UPDATED: Tue., Oct. 1, 2019

Cuban Foreign Minister Bruno Rodriguez Parrilla talks during an interview with The Associated Press, Tuesday, Oct. 1, 2019 in New York. The foreign minister says he believes improvements in relations with the United States are irreversible despite the Trump administration's hardening of the embargo on the island. (Mark Lennihan / AP)
Cuban Foreign Minister Bruno Rodriguez Parrilla talks during an interview with The Associated Press, Tuesday, Oct. 1, 2019 in New York. The foreign minister says he believes improvements in relations with the United States are irreversible despite the Trump administration's hardening of the embargo on the island. (Mark Lennihan / AP)
By Ian Phillips and Michael Weissenstein Associated Press

NEW YORK – Cuba’s foreign minister said Tuesday that he believes improvements in relations with the United States are irreversible despite the Trump administration’s hardening of the embargo on the island.

Foreign Minister Bruno Rodriguez Parrilla told The Associated Press that while the U.S. administration has cut off most communication with Cuba and is trying to pressure the communist government by restricting the flow of oil, progress made under former U.S. President Barack Obama has not been undone.

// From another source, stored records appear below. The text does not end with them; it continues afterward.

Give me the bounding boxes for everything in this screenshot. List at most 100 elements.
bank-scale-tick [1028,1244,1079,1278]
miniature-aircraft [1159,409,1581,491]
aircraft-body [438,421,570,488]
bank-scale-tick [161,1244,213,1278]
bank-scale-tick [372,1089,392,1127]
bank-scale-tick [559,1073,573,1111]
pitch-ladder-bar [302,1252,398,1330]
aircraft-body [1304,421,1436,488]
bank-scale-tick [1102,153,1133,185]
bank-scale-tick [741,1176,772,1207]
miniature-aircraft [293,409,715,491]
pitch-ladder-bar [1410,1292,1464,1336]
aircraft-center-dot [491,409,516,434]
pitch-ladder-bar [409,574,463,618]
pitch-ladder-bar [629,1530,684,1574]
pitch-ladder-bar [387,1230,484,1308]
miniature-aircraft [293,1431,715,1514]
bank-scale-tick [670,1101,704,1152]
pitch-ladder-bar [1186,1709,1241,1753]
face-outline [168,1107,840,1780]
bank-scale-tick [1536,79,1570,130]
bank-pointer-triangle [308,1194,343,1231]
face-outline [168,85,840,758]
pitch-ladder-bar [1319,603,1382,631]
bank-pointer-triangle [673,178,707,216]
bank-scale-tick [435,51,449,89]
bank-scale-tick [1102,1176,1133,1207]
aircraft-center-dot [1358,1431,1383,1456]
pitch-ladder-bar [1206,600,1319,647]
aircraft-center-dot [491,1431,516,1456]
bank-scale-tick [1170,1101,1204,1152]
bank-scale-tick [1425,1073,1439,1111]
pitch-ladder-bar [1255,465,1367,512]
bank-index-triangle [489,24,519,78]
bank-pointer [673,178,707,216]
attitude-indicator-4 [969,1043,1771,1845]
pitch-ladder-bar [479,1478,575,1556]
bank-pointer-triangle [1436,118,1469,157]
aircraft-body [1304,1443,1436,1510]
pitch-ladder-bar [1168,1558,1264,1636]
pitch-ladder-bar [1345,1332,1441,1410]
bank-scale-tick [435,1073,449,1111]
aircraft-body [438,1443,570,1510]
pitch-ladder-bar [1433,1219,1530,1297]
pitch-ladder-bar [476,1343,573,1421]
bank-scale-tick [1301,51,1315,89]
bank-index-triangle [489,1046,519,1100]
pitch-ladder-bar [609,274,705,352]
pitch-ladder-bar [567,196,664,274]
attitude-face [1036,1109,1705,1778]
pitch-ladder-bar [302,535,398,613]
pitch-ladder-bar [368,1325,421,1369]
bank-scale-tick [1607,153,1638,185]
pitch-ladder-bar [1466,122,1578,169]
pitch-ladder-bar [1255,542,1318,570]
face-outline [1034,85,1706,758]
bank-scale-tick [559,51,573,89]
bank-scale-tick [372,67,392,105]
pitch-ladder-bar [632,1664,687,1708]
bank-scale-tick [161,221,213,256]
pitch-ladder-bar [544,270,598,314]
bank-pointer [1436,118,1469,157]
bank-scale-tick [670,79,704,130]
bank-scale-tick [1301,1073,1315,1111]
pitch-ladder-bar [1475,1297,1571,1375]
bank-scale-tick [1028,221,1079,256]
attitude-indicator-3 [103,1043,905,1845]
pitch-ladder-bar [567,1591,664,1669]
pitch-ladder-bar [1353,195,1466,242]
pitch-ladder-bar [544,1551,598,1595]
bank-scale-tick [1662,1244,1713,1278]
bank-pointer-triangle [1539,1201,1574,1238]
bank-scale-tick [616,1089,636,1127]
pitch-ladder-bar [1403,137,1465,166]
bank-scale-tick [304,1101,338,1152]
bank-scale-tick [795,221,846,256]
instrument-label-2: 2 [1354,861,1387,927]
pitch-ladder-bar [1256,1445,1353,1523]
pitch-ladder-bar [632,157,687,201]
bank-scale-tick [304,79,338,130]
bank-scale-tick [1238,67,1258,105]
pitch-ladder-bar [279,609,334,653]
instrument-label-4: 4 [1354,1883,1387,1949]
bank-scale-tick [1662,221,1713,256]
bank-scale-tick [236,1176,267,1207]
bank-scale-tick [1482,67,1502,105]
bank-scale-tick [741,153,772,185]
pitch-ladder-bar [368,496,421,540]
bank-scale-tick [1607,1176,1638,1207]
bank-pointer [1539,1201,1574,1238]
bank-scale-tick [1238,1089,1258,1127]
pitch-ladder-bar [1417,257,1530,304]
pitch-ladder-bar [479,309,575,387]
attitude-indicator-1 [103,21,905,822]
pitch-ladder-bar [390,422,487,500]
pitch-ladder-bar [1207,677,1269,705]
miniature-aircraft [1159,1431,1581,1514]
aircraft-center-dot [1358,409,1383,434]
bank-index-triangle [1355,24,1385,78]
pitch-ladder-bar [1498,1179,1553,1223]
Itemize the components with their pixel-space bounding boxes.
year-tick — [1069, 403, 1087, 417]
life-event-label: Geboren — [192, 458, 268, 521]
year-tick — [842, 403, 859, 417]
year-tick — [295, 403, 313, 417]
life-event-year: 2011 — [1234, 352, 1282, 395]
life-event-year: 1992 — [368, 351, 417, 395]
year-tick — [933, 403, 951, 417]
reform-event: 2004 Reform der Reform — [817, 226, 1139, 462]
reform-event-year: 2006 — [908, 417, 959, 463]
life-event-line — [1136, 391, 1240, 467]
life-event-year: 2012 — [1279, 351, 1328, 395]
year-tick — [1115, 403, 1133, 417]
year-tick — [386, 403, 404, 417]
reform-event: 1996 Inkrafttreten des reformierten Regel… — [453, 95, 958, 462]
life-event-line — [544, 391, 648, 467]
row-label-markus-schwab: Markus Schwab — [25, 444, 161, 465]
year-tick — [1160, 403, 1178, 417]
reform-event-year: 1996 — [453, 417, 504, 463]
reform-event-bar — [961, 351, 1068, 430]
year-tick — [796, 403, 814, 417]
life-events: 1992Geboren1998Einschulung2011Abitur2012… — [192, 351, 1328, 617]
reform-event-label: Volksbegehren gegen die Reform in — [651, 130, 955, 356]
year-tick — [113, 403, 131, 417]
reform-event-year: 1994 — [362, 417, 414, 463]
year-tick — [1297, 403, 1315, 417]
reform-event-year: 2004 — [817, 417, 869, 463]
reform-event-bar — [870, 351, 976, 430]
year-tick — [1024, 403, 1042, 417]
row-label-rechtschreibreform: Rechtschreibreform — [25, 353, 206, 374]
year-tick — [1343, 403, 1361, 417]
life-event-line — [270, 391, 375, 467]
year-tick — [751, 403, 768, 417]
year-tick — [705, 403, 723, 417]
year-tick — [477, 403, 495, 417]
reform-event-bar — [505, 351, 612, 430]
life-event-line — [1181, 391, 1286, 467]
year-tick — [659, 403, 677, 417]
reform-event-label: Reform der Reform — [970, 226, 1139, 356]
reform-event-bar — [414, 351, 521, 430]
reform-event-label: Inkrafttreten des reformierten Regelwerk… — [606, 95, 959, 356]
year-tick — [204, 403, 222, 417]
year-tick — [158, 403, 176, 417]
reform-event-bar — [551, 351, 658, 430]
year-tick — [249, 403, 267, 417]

“I would describe myself as extremely optimistic,” Rodriguez said. “There’s a historical trend that’s irreversible.”

He said relations between the two countries would never return to the way they were before December 2014, when Obama and then-Cuban President Raul Castro declared that they would reestablish diplomatic relations.

“There have been levels of communication and mutual familiarity between the peoples of both countries that are irreversible,” Rodriguez said.

He said Cuba was prepared for a worsening of tensions during the presidential campaign season because the Trump administration believes that Cuban Americans in South Florida support a hard line on the island.

He called that an “erroneous political calculation.”

“I believe it’s proven that the majority of Cubans in Florida support the advances in the normalization of relations and the lifting of the blockade, and the younger they are, the more they support it,” Rodriguez said.

He also says Cuba is finding ways to buy oil despite U.S. attempts to stop it by imposing sanctions on shipping firms and threatening third countries, insurance firms and others with retaliation for helping Cuba obtain petroleum.

Oil shortages led to cutbacks in government fuel consumption and distribution last month, resulting in long lines at gas stations and reductions in public transport.

“We’ve increased our ability to transport (oil). The way the world works today makes it impossible for the United States to impede the arrival of oil tankers to Cuba,” Rodriguez said. “There are ways to do it, and I’m sure that the situation that we’ve had in September specifically … that will be overcome in coming weeks.”